Michael Wolff, one of the biographers of President Donald Trump, revealed that he will begin telling his long tale of trafficker Jeffrey Epstein and the relationships he had and the stories he told.
In a kind of introduction, Wolff likened the "fog of war" to a similar "fog" in the ongoing Epstein scandal.
"The Fog of Epstein" is similar in that his story can be "shaped to fit almost everybody’s view, right-wing or left, of what has gone wrong with our time, and to confirm the depravity of virtually anybody you don’t like," wrote Wolff on his Substack Friday.
The problem, he explained, is that anyone who had an up-close view of Epstein's life had every reason to want to hide it because by sharing it, they were making a confession, Wolff said. They risked becoming part of the cover-up or the conspiracy. It means the majority of the stories come from the accusers.
"So," he explained. "What I am going to try to do is tell the story as I have been privy to it. All battles for truth seem to end up creating even greater fog. My intention is not to engage with the battle, but to offer a personal version of the story—I will tell it only according to what I have seen."
He prefaced it by saying, "This is a story I inadvertently walked into. In the beginning, it did not appear much different from other stories of grandiosity, wealth, and opportunity that seemed to regularly present themselves in Manhattan. I stayed, in part, because the story seemed to unfold as a heightened, purer version of that tale of life in the city during the years of its greatest avarice."
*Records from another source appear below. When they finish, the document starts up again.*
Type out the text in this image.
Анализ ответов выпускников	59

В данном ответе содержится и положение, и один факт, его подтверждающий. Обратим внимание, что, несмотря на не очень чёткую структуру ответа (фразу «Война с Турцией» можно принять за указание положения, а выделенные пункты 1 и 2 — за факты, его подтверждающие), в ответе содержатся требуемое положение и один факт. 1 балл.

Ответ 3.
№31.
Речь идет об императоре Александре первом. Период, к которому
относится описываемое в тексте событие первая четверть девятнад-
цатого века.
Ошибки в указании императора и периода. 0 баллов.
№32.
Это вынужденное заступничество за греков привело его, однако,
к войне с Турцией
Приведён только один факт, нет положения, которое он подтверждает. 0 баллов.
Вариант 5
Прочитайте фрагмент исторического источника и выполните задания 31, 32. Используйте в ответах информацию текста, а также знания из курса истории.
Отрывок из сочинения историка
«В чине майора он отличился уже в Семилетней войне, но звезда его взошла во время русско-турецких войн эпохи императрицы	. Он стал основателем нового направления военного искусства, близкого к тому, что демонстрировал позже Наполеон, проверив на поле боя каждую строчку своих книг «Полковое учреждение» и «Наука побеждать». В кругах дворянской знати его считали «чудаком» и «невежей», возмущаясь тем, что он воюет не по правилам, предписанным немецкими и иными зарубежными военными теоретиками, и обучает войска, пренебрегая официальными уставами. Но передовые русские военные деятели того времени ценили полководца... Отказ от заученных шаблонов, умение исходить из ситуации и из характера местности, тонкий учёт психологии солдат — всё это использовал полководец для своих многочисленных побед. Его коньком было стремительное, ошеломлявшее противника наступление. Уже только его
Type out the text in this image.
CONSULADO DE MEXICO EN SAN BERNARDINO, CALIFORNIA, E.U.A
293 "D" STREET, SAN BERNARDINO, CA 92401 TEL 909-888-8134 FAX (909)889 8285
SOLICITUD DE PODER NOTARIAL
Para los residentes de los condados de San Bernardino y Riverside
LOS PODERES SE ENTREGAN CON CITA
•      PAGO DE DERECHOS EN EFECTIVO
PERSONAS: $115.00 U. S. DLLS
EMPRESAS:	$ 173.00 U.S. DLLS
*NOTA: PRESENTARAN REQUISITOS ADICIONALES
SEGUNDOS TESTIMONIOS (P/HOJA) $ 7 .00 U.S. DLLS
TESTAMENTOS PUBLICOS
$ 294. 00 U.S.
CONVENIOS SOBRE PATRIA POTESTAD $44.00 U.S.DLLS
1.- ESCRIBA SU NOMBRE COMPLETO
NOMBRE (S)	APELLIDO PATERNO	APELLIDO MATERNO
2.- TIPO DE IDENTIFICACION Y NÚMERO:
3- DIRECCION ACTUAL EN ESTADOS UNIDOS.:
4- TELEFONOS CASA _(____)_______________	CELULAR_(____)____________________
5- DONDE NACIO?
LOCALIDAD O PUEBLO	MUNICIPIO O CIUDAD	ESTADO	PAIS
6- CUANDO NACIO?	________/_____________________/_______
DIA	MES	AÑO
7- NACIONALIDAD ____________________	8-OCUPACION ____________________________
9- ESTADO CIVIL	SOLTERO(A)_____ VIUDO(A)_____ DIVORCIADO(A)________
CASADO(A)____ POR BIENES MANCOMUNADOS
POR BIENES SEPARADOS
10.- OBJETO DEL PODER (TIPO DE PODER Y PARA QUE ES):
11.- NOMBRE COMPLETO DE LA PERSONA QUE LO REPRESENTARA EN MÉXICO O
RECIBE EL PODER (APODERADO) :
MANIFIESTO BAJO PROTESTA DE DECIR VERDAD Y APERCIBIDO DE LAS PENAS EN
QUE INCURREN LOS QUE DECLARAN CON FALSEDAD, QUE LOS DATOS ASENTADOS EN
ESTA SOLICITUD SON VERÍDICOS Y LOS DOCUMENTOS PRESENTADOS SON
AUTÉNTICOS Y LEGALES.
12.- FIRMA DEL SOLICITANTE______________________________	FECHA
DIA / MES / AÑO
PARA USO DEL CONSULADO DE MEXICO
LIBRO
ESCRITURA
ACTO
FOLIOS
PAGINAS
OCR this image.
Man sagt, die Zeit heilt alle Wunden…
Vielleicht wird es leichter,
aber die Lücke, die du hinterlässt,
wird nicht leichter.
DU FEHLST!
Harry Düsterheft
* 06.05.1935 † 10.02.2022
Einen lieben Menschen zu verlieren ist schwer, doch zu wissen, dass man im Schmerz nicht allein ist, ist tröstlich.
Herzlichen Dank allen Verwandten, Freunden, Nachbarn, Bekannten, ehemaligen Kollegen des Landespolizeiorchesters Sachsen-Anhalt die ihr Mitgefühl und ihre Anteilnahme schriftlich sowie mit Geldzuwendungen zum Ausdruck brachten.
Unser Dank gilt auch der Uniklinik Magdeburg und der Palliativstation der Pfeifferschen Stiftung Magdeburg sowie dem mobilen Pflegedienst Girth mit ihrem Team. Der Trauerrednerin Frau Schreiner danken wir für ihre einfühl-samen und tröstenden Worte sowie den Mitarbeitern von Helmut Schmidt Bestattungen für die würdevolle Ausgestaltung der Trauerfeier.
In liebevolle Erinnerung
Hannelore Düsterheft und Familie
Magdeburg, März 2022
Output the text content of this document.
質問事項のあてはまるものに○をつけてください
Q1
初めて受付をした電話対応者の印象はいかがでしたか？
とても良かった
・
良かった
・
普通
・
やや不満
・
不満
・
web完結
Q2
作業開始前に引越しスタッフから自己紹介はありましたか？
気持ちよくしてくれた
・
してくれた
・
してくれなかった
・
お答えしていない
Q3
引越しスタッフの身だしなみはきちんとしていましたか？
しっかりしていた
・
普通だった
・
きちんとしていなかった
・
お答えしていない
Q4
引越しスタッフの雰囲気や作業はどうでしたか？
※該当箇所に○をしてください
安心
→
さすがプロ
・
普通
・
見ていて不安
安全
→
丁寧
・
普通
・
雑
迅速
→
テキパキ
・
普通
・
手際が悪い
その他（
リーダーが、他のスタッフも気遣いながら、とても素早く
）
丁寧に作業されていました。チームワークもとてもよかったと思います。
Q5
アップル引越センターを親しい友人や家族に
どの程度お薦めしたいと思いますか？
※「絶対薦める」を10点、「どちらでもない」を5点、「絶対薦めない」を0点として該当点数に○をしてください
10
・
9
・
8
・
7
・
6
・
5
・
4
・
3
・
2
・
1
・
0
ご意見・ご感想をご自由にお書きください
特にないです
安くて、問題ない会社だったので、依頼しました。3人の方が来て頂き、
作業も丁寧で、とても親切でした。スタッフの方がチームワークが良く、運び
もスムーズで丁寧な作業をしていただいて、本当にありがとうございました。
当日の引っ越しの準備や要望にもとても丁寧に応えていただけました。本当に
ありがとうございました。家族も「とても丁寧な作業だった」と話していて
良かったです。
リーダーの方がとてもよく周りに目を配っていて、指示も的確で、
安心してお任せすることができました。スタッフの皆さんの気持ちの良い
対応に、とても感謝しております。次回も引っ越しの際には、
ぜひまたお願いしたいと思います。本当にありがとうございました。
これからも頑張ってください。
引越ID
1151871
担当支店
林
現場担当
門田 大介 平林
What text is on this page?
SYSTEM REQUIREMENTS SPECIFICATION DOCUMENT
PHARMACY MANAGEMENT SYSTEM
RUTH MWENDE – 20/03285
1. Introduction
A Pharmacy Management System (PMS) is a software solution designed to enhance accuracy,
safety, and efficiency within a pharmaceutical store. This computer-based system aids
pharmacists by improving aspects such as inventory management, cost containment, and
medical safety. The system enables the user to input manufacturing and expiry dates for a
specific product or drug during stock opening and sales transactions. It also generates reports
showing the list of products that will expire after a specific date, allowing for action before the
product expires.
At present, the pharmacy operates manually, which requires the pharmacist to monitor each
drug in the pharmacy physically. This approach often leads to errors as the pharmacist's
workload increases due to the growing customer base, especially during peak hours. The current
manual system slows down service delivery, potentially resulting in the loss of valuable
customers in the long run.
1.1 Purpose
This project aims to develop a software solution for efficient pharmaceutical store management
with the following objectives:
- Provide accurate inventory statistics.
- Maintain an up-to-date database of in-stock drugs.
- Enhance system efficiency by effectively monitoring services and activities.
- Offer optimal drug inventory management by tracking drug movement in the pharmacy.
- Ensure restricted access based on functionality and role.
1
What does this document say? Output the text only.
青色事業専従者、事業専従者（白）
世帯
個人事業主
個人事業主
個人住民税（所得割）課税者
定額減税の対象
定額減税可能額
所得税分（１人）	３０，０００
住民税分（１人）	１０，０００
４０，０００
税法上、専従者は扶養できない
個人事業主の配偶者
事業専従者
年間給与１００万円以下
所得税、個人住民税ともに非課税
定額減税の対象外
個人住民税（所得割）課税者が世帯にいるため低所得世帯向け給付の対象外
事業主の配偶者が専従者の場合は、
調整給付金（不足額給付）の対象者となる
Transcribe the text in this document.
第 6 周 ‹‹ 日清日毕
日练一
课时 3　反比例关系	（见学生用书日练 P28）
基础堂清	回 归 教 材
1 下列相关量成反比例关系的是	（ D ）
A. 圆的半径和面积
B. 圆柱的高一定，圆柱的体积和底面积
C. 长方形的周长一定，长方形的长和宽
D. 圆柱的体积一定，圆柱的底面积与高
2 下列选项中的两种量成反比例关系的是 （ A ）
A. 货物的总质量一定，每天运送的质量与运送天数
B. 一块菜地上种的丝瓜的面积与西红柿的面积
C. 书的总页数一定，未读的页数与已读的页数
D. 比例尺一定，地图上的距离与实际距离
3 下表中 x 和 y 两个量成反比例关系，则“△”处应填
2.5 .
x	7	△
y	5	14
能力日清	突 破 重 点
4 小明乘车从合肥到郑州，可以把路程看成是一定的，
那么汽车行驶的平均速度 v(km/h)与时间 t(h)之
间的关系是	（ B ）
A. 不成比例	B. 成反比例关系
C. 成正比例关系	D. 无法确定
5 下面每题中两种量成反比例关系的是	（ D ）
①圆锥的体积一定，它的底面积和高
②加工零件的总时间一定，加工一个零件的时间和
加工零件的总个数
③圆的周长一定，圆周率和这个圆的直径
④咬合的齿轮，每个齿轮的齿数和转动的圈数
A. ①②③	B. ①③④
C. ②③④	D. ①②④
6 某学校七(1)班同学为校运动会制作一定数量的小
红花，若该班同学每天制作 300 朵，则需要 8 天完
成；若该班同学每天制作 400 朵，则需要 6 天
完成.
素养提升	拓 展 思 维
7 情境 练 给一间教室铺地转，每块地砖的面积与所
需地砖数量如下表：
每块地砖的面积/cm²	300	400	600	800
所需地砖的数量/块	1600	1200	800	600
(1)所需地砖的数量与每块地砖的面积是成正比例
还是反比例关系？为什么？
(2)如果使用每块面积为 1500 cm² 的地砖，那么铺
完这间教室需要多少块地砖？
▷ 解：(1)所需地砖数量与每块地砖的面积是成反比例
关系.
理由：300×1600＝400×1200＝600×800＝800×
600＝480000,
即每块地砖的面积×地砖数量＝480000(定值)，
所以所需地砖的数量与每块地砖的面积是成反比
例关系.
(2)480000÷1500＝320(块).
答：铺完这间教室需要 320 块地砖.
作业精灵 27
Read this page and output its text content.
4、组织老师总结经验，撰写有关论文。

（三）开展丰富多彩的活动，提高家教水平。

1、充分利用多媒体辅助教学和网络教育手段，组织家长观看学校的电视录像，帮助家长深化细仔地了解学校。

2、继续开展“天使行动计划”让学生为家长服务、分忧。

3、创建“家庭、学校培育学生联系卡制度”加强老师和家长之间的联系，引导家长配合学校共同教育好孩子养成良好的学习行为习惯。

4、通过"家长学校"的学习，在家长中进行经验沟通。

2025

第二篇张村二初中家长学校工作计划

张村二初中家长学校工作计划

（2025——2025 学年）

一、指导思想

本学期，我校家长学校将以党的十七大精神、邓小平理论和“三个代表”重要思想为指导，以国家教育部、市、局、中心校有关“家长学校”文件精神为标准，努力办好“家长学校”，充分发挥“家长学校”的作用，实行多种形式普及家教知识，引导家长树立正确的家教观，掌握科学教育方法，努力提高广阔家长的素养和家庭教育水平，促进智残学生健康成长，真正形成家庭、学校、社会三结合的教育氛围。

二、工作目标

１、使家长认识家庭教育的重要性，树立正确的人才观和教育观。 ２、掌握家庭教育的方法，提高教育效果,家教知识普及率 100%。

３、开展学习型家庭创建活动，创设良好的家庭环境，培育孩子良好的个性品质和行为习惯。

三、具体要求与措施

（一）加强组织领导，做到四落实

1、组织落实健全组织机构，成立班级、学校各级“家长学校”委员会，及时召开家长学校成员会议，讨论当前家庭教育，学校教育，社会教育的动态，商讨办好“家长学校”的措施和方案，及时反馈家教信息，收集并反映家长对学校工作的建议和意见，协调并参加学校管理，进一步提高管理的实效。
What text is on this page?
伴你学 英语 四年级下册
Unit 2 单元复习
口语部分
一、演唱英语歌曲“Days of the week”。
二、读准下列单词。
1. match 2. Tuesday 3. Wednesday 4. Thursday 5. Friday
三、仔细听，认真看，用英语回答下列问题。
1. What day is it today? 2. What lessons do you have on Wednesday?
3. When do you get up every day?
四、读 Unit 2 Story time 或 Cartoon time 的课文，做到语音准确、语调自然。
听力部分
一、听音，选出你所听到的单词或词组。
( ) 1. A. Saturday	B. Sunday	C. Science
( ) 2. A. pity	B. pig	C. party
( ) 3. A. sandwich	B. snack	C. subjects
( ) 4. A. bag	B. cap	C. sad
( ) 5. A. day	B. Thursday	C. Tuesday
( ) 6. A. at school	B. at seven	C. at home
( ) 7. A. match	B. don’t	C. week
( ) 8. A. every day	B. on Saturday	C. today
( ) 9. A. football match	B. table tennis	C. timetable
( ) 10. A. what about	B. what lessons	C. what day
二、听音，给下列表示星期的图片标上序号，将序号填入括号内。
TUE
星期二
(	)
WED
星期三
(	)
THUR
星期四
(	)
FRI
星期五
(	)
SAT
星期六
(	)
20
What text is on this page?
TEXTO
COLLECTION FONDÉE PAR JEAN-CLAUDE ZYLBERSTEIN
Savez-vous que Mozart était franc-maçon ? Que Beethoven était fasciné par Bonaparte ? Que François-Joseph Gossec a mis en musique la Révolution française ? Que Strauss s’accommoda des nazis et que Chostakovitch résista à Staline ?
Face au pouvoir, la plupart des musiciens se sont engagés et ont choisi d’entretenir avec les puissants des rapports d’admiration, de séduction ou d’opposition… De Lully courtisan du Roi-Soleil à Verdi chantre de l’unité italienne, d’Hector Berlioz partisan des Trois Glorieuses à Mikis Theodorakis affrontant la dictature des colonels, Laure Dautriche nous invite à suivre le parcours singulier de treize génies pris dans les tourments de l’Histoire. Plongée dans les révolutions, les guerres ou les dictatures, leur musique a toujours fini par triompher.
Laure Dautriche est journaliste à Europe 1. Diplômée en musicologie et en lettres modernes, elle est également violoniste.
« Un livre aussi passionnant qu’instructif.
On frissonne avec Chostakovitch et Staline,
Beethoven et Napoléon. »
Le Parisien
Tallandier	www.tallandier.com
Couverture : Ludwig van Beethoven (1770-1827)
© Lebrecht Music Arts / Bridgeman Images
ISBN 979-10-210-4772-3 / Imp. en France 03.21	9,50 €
The story Wolff had, he explained, was never told by journalists, survivors or prosecutors, much less Epstein's friends, in large part because he controlled the story. To Epstein, his story wasn't all that interesting or unique, and there were others he could tell.
They seem to all be about "greed and aggrandizement and entitlement; what’s more, Epstein, like his friend Trump, was too vulgar, excessive, and not of our class, to take seriously," said Wolff.
All of these stories, he teased, will unfold on Monday, April 23.